I don't think you'll have any reducer functions there, because all you've done is start a mapper. To do a complete mapreduce, you have to explicitly instantiate a MapReducePipeline and call start on it. As a bonus, that answers your question, as it returns the pipeline ID which you can then use in the status URL.
Just trying to understand the specific problem. Is it that you are expecting a bigger number of entities in your AWS database? I would suspect that the problem lies with the process that downloads your old ModelX entities into an AWS database, that it's somehow not catching all the updated entities.
Is the AWS-downloading process modifying ModelX in any way? If not, then why would you be surprised at finding entities with an old modified time stamp? modified would only be updated on writes, not on read operations.

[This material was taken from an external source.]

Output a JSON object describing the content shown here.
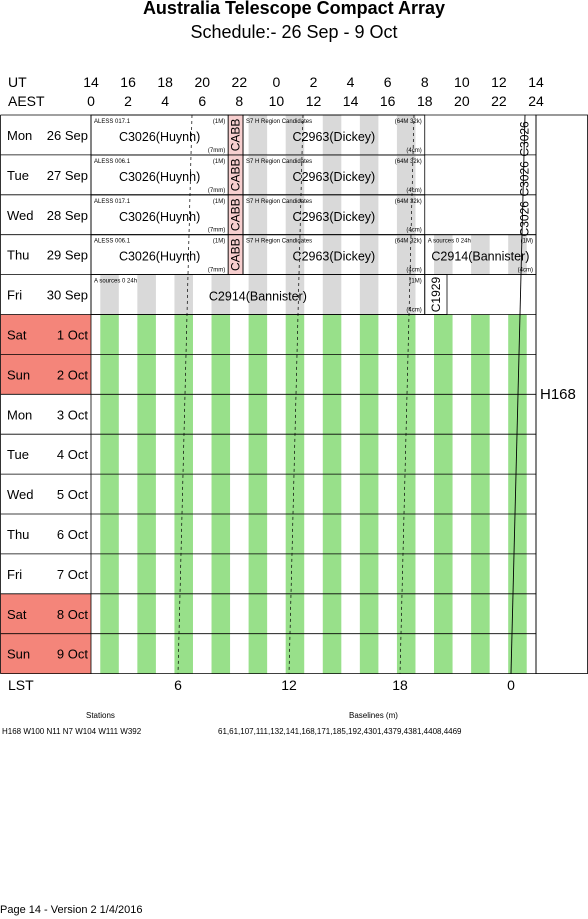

Kind of unrelated - with respect to throttling I've usually found a throttled task queue to be the problem, so maybe check how old your tasks in there are or if your app is being throttled due to a large amount of errors incurred somewhere else.
control.start_map doesn't use pipeline and has no shuffle/reduce step. When the mapreduce status page shows its finished, all mapreduce related taskqueue tasks should have finished. You can examine your queue or even pause it.
I suspect there are problems related to old indexes for the old Model or to eventual consistency. To debug MR, it is useful to filter your warnings/errors log and search by the mr id. To help with your particular case, it might be useful to see your Map handler.